Degrees of Freedom for Goodness of Fit
For these tests:\(df = \text{number of cells} - 1\)
Note: If you combined classes to satisfy the \(E \ge 5\) rule, the "number of cells" refers to the new number of categories after combining.Common Mistake to Avoid: Students often use the total number of observations to calculate \(df\). Remember, \(df\) is based on the number of categories (cells), not the number of people or items you counted!
### 5. Step-by-Step: How to Run the Test When you're in the exam, follow these steps to stay organized:
- State your Hypotheses: Write down \(H_0\) and \(H_1\) clearly.
- Calculate Expected Values (\(E\)): Use the total and the distribution/ratio given.

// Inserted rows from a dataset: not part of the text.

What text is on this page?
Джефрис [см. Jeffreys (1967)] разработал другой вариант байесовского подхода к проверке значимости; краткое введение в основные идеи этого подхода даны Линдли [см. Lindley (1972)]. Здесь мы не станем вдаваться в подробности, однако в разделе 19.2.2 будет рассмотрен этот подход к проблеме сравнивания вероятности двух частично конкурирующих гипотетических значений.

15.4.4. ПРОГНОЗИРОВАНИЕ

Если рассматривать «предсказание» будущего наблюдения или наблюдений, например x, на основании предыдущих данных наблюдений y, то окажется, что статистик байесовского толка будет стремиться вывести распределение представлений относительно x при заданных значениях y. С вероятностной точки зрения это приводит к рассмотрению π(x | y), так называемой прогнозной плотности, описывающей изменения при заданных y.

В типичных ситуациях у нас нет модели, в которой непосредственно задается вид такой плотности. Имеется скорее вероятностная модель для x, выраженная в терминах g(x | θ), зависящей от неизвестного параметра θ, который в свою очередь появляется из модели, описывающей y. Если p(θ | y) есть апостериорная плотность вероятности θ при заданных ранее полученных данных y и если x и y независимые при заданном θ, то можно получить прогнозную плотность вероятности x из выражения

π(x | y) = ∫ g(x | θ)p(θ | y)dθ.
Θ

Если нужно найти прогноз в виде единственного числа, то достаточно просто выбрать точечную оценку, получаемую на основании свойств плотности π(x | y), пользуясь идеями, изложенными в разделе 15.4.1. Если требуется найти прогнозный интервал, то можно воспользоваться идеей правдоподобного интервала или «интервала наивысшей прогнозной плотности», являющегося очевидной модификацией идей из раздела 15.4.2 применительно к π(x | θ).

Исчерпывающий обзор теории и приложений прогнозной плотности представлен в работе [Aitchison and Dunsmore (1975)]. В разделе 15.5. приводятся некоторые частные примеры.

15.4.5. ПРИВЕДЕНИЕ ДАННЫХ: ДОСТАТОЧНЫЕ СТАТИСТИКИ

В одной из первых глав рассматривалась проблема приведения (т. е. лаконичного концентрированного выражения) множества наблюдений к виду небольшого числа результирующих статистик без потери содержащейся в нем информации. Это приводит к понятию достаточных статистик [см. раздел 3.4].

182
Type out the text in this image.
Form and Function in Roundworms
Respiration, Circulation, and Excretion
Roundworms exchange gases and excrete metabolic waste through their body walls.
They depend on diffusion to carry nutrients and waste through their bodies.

- Check the \(E \ge 5\) Rule: If any \(E < 5\), combine categories and recalculate \(df\).
- Calculate the \(\chi^2\) Statistic: Use the formula \(\sum \frac{(O-E)^2}{E}\) (and Yates' if it's a \(2 \times 2\) table).
- Find the Critical Value: Look up the value in the provided table using your \(df\) and the significance level (e.g., 5%).
- Compare and Conclude:
- If calculated \(\chi^2\) > critical value: Reject \(H_0\). There is evidence of a pattern/connection.
- If calculated \(\chi^2\) < critical value: Do not reject \(H_0\). There isn't enough evidence to suggest a pattern.
Encouragement: Step 4 can involve a lot of small calculations. Take your time and maybe use a table format to keep track of your \((O-E)^2 / E\) values. Accuracy here is key!
### Final Summary: The Big Picture
What you've learned:
- \(\chi^2\) measures the "gap" between what we see (\(O\)) and what we expect (\(E\)).
- Independence Tests use \((r-1)(c-1)\) degrees of freedom.
- Goodness of Fit tests check against specific patterns or ratios.
- Expected values must be \(\ge 5\); otherwise, combine classes.
- Yates' correction is your best friend, but only for \(2 \times 2\) tables!